Santo Antero

[dropcap style≠‘circle’]E[/dropcap]ça de Queiroz apelidava assim o seu amigo logo que o via chegar: – lá vem o santo Antero!-

É talvez a mais bonita expressão encontrada para este homem tão singular, tão fraterno e atormentado, um louvor que os amigos reconheciam justo, e um distintivo para o poeta que era.

Unidos se encontravam nas causas académicas e nas correntes ideológicas esta «Geração de 70» e a grande vanguarda das suas posições iria colidir com os ultra românticos, o denominado grupo «Do bom senso e do bom gosto» uma disputa conhecida por questão coimbrã. Mais tarde, também o Governo viria a proibir estas sessões de esclarecimento por parte destes  intervenientes. Oliveira Martins fala de Antero com a mais comovente admiração, chegando ao ponto de descrever as lágrimas quentes que lhe vinham aos claros olhos em instantes de tormenta e aflição: descreve-nos um Antero impedido de mentir, de uma transparência e de um desassombro que ficamos por ele apaixonados. Ninguém se lembraria neste tempo descrever as lágrimas revoltosas de um amigo nem a sua incapacidade para a obscuridade, ninguém era capaz de semelhante amor. Que o amor entre os homens existe, sim, e  não é por isso uma transsexualidade  misógina, nem uma moda de casamentos, existe, e é  realidade  de homens excepcionais.   

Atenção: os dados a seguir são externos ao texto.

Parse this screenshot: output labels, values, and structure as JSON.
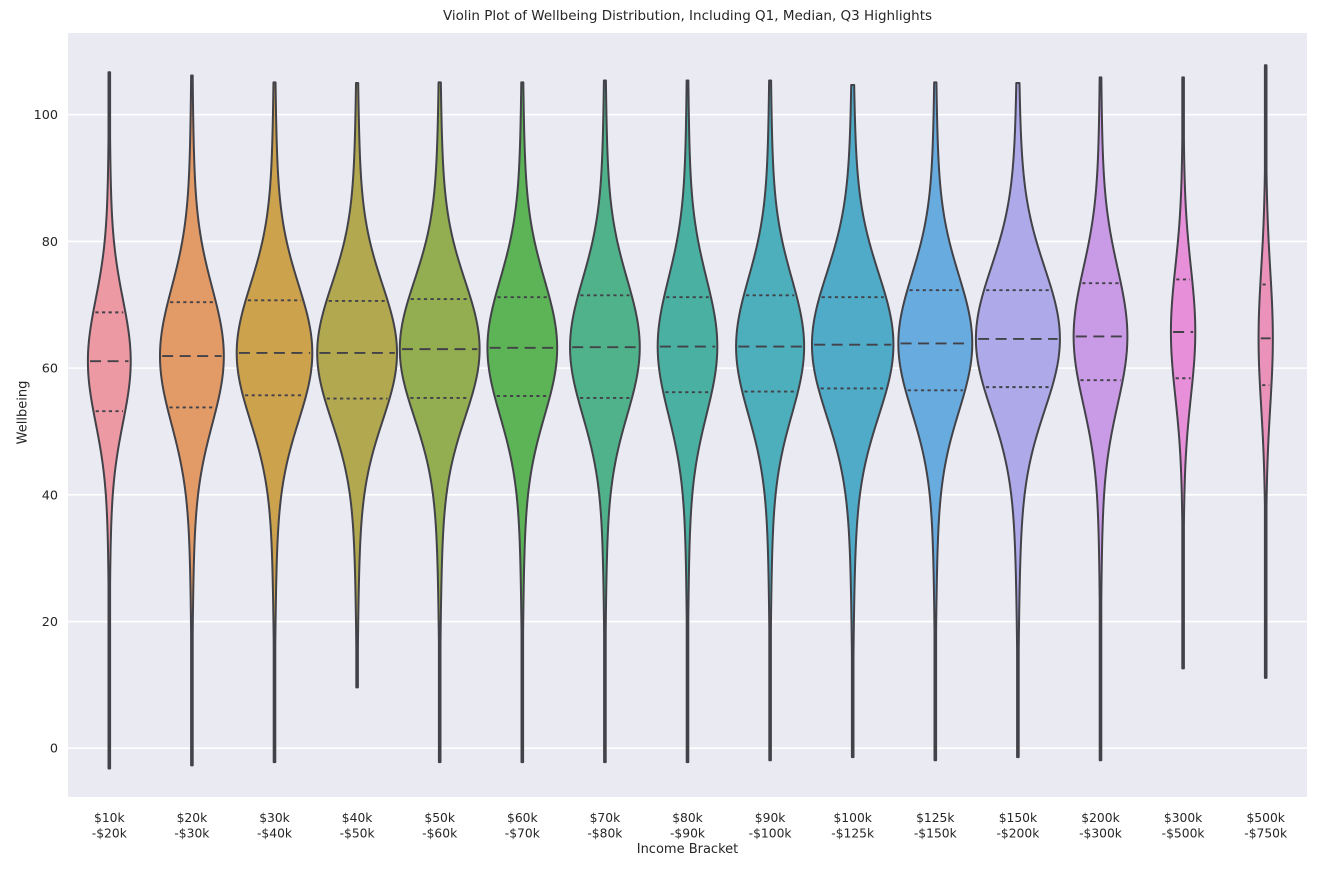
{
  "chart_data": {
    "type": "violin",
    "title": "Violin Plot of Wellbeing Distribution, Including Q1, Median, Q3 Highlights",
    "xlabel": "Income Bracket",
    "ylabel": "Wellbeing",
    "yticks": [
      0,
      20,
      40,
      60,
      80,
      100
    ],
    "ylim": [
      -7.7,
      112.9
    ],
    "inner": "quartile",
    "grid": "horizontal white gridlines on gray axes background",
    "legend": "none",
    "background_color": "#eaeaf2",
    "grid_color": "#ffffff",
    "edge_color": "#424248",
    "text_color": "#262626",
    "categories": [
      [
        "$10k",
        "-$20k"
      ],
      [
        "$20k",
        "-$30k"
      ],
      [
        "$30k",
        "-$40k"
      ],
      [
        "$40k",
        "-$50k"
      ],
      [
        "$50k",
        "-$60k"
      ],
      [
        "$60k",
        "-$70k"
      ],
      [
        "$70k",
        "-$80k"
      ],
      [
        "$80k",
        "-$90k"
      ],
      [
        "$90k",
        "-$100k"
      ],
      [
        "$100k",
        "-$125k"
      ],
      [
        "$125k",
        "-$150k"
      ],
      [
        "$150k",
        "-$200k"
      ],
      [
        "$200k",
        "-$300k"
      ],
      [
        "$300k",
        "-$500k"
      ],
      [
        "$500k",
        "-$750k"
      ]
    ],
    "series": [
      {
        "label": "$10k-$20k",
        "color": "#ec99a4",
        "min": -3.2,
        "max": 106.7,
        "q1": 53.2,
        "median": 61.1,
        "q3": 68.8,
        "width": 0.51,
        "sigma": 9.5
      },
      {
        "label": "$20k-$30k",
        "color": "#e29a67",
        "min": -2.7,
        "max": 106.2,
        "q1": 53.8,
        "median": 61.9,
        "q3": 70.4,
        "width": 0.76,
        "sigma": 10.5
      },
      {
        "label": "$30k-$40k",
        "color": "#cda24d",
        "min": -2.2,
        "max": 105.1,
        "q1": 55.7,
        "median": 62.4,
        "q3": 70.7,
        "width": 0.9,
        "sigma": 10.5
      },
      {
        "label": "$40k-$50k",
        "color": "#b1a850",
        "min": 9.6,
        "max": 105.0,
        "q1": 55.2,
        "median": 62.4,
        "q3": 70.6,
        "width": 0.95,
        "sigma": 10.5
      },
      {
        "label": "$50k-$60k",
        "color": "#93ad51",
        "min": -2.2,
        "max": 105.1,
        "q1": 55.3,
        "median": 63.0,
        "q3": 70.9,
        "width": 0.95,
        "sigma": 10.5
      },
      {
        "label": "$60k-$70k",
        "color": "#5cb456",
        "min": -2.2,
        "max": 105.1,
        "q1": 55.6,
        "median": 63.2,
        "q3": 71.2,
        "width": 0.83,
        "sigma": 10.5
      },
      {
        "label": "$70k-$80k",
        "color": "#4fb28b",
        "min": -2.2,
        "max": 105.4,
        "q1": 55.3,
        "median": 63.3,
        "q3": 71.5,
        "width": 0.83,
        "sigma": 10.5
      },
      {
        "label": "$80k-$90k",
        "color": "#49b0a2",
        "min": -2.2,
        "max": 105.4,
        "q1": 56.2,
        "median": 63.4,
        "q3": 71.2,
        "width": 0.71,
        "sigma": 10.5
      },
      {
        "label": "$90k-$100k",
        "color": "#4daebc",
        "min": -1.9,
        "max": 105.4,
        "q1": 56.3,
        "median": 63.4,
        "q3": 71.5,
        "width": 0.81,
        "sigma": 10.5
      },
      {
        "label": "$100k-$125k",
        "color": "#4fabc8",
        "min": -1.4,
        "max": 104.7,
        "q1": 56.8,
        "median": 63.7,
        "q3": 71.2,
        "width": 0.97,
        "sigma": 11.0
      },
      {
        "label": "$125k-$150k",
        "color": "#68abdf",
        "min": -1.9,
        "max": 105.1,
        "q1": 56.5,
        "median": 63.9,
        "q3": 72.3,
        "width": 0.88,
        "sigma": 10.5
      },
      {
        "label": "$150k-$200k",
        "color": "#aeaaea",
        "min": -1.4,
        "max": 105.0,
        "q1": 57.0,
        "median": 64.6,
        "q3": 72.3,
        "width": 1.0,
        "sigma": 11.0
      },
      {
        "label": "$200k-$300k",
        "color": "#c99ae5",
        "min": -1.9,
        "max": 105.9,
        "q1": 58.1,
        "median": 65.0,
        "q3": 73.4,
        "width": 0.64,
        "sigma": 10.5
      },
      {
        "label": "$300k-$500k",
        "color": "#e78fd9",
        "min": 12.6,
        "max": 105.9,
        "q1": 58.4,
        "median": 65.7,
        "q3": 74.0,
        "width": 0.29,
        "sigma": 10.0
      },
      {
        "label": "$500k-$750k",
        "color": "#eb92ba",
        "min": 11.1,
        "max": 107.8,
        "q1": 57.3,
        "median": 64.7,
        "q3": 73.2,
        "width": 0.17,
        "sigma": 10.5
      }
    ]
  }
}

Setembro traz Antero à nossa memória e com ele a peregrinação pela sua utopia, o emblema de um Socialismo Futuro, traz-nos a escada estreita, as lôbregas jornadas, o sonho oriental, traz-nos este budista cristão, um Budismo coroado de Helenismo, e uma bela interpretação do Nirvana na voz de um Ocidental se faz notar, por outro lado, raiava sempre aquele fogo redentor de um Cristianismo inaugural que viria a ser  a dama da sua alma enlevada pelo aperfeiçoamento emocional. Traz-nos a sua morte. Antero suicida-se a 11 de Setembro de 1891, e o dia nefasto não será esquecido. Num assombro de lucidez e grave  derrocada, um homem assim, de uma extrema Liberdade moral foi bem capaz de não suportar o desastre que é a imagem das almas estarrecidas perante tantos dolos, subserviências e misérias. O poeta venceu o homem, e uma vez mais, se fez matéria do seu próprio canto.  A cisma dos suicidas não foi estranha aos dias que antecederam a sua morte, aquele cismar que denota grave instante, mas, aqui, nesta fronteira, sabem-no bem estes cismadores que não há nada que os defenda. Mais nada a ripostar.

«As Causas da Decadência dos Povos Peninsulares» ilumina sempre de fresco a nossa memória, e fora escrita numa espécie de lampejo visionário às portas do século XX onde começaria a descida mais funda pela grave ofensa que foram as ditaduras ibéricas. O homem político, o artista, o pensador, o filósofo e o poeta, habitavam todos neste ser numa única condição. Transcendidas.  Estava envolvido com a sua época por aquele lado que as épocas nunca entendem, e, quando o fazem, é sempre tarde demais. Que as eras e as épocas serão sempre motivo de grande estranheza para homens assim, os seus legados, sempre tão únicos,   inesquecíveis, poderão no entanto servir de conforto para as suas comuns inibições. Dizia: «soframos, pois, com paciência as injustiças deste mundo, que, afinal, é mais ignorante do que mau, e, em suma, bastante infeliz por seus erros e ilusões, para que tenhamos por ele mais piedade do que ódio. Não é a ele que propriamente detestamos, mas a iniquidade que esta nele» Cartas. O seu inquestionável apostolado chamava a atenção para o problema derrapante do ódio. Não consentir jamais uma teia que conspire nas nossas veias tais venenos.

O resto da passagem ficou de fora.